Earlier artworks of Moriarty’s examine New Zealand iconography from the viewpoint of a concern for their multi-cultural desaturation and pop appropriation. Here, he mixes traditional cultural objects such as the Hei Tiki, Taiha and Patu – with internationally commercialised design icons such as the Helvetica typeface and the Swiss Army Knife, in a clean graphic style reflective of his vocational background.

More recently, since his return to his roots in New Zealand’s South Island, Moriarty’s focus has shifted more towards his appreciation and concern for the natural environment – so prevalent in New Zealand’s mainland. The graphic style, however, remains strong. Recent work, a body titled Bone Park, examines the role of New Zealand’s National Parks in regards to cultural identity and environmental change. A piece within this series, titled Suture, was a recent recipient of merit at the 2011 Waikato National Contemporary Art Awards and exhibited at the Waikato Museum.
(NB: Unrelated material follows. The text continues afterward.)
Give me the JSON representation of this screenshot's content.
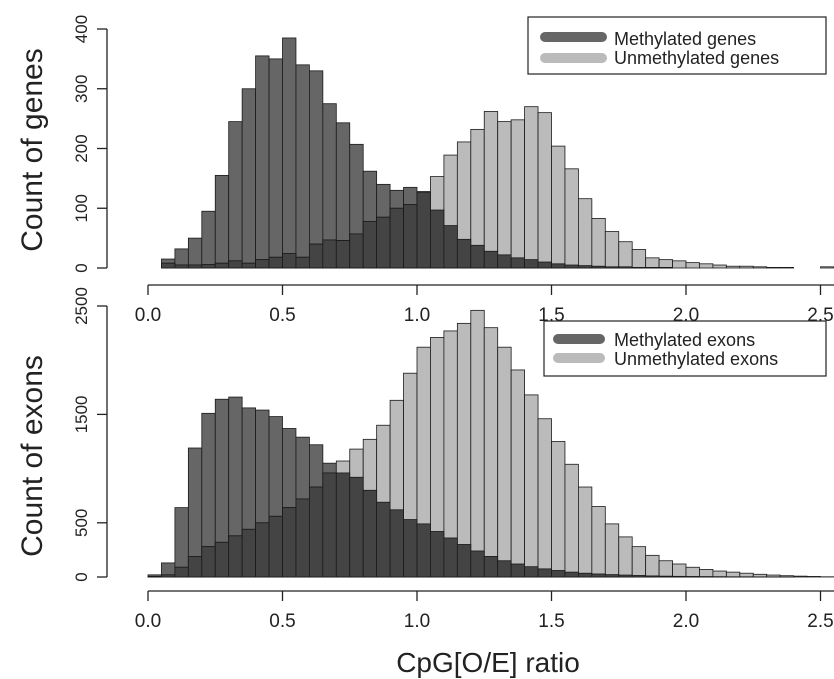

Currently, alongside postgraduate study in fine art, his work investigates the diagram as a pictorial device in painting, and how holism and reductionism of pictorial elements effect the perception of an image.

Artist statement

This work is part of an ongoing investigation into the diagram as a pictorial device in painting.

The process of making involves working with paint horizontally on a flat surface. Acrylic paint is trapped between layers of transparent film to build the image. Acrylic paint in liquid form is isolated from both air and subsequent layers of working, only at times penetrating the layers of membrane and bleeding out into one another. The isolated layers of transparent and opaque pigment create an illusion of the paintings ‘thickness’.

In material, the paint’s liquidity is suspended, unable to harden due to its lack of exposure to air. The work is in flux long after the layering process is completed. Its horizontal address of working is unable to be shifted to the vertical address of the wall for viewing without intervention.

Digitisation of the image through photography and it’s reproduction through pigment printing allow this vertical axial shift to occur. The resulting illusion of liquidity in the reproduction indexes the horizontal address of making.

The work questions the convention of a printed image (of a painting) as a reproduction. Perhaps the work could be described as a painting for print.